American Student Assistance Awards More Than $10 Million in Grants to Nonprofit Organizations Focused on Preparing Today’s Youth for Postsecondary Education and Career Success

Career Climbers / 18th April 2023

Based on a recent study, less than half of respondents who identified as members of Generation Z said they had enough information to decide what post-high school pathway was best for them. To better prepare young people to make informed decisions about post-high school education and career pathways, American Student Assistance® (ASA), a national nonprofit changing the way kids learn about careers and navigate a path to postsecondary education and career success, has announced $10.1 million in grants to several organizations nationwide focused on increasing access to meaningful career exploration and work-based learning opportunities both in school and beyond the classroom, as well as diverse, viable post-high school pathways including non-degree options.

“Sadly, many young people today are inadequately prepared to make informed, confident decisions about what they want to do after high school,” said Julie Lammers, Senior Vice President, Advocacy and Corporate Social Responsibility, ASA. “Through our partnerships with these innovative, mission-aligned organizations, we’re looking to increase opportunity for young people to explore their interests through real-world career experiences, build skills to be workforce ready, and have the tools necessary to craft a well-informed postsecondary plan based on passions and ultimate career goals.”

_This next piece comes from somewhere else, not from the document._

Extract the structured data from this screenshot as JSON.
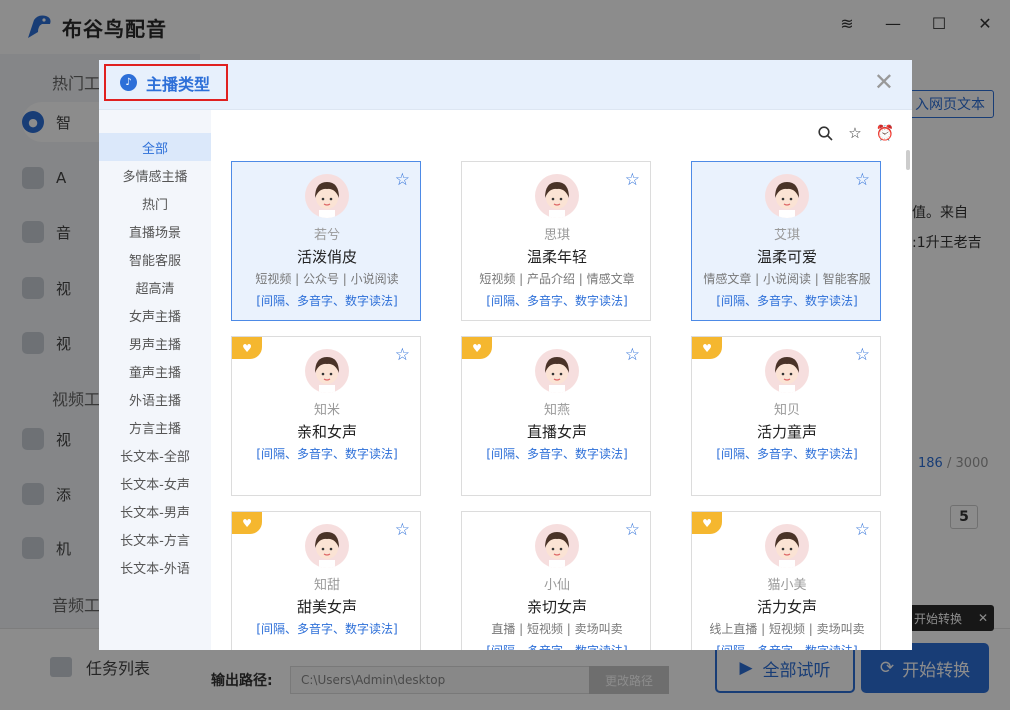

The grantees include the following forward-looking nonprofit organizations:

  • Big Picture Learning (BPL), which will leverage its $1.5 million funding over a three-year period to scale BPL’s ImBlaze and B-Unbound programs, which give students access to informational interviews, shadow days, internships, and mentorships that are integrated within their educational experience both in and out of school.
  • The U.S. Chamber of Commerce Foundation has been awarded a $1.5 million grant over three years. The U.S. Chamber Foundation grant will fund the launch of the pilot phase of the Employer Provided Innovation Challenges (EPIC) initiative, an online platform that brings high school and postsecondary learners and incumbent workers together to create solutions to real-world, employer-led challenges. The challenges will be provided by regional and national partners, including large corporations, small and medium enterprises, governmental agencies and municipalities, and non-profit organizations.
  • Jobs for the Future, which will leverage its one-year $1.5 million grant to continue its work on shifting the national narrative on post-secondary pathways. Through a combination of policy work, thought leadership efforts, and employer engagement, JFF and ASA aim to measurably shift confidence in learners seeking agency in their decision-making around education and career options.
  • NAF, which has been awarded an $800,000 grant over two years, will design and pilot an Outcomes-Driven Work-Based Learning Framework to provide educators, school district leaders, and employers with an assessment to determine the success of any work-based learning activity.
  • The Center for Black Educator Development, which will leverage its $400,000 two-year grant to scale access to summer and year-round apprenticeships and in-classroom teaching experiences, beginning in high school, for students interested in pursuing careers in education with the goal of increasing the number of Black educators in Philadelphia and Detroit.
  • Apprentice Learning, which will leverage its $300,000 two-year grant to fund a middle school work-based learning pilot in an urban school district, in collaboration with school leaders, business leaders, and youth serving organizations. Apprentice Learning partners with more than 60 retail, corporate, and other local business partners in Boston to create workplace-based career opportunities for middle grade students as an integral part of the school day in select Boston Public Schools.
  • Chica project, which will leverage its three-year $300,000 grant to close the opportunity divide for Latinx and female-identifying youth of color by providing peer-to-peer mentorships. With this funding, the organization will also expand learning opportunities for young people through internships and fellowships, enhancing a peer leader pipeline and delivering career readiness curriculum, both in and out of school settings.
  • Flare Education, which will use its three-year $300,000 grant to create high-quality professional training, paid workforce opportunities, and career development for high school students to help break the cycle of poverty and systemic racism.
  • The Rennie Center, which will leverage its $290,000 funding to develop student-led research projects designed to empower groups of students or “student Changemakers” to identify needs in their communities and advocate for change, build, and hone advocacy skills.
  • America Succeeds, which will leverage its $250,000 funding to establish an industry-backed rubric for measuring durable skills and assessing student preparedness for employment. As part of this initiative, America Succeeds and CompTIA have committed to bringing employers from a variety of industries together to define what an individual – upon entering the workforce – should be able to know and do relative to durable skills.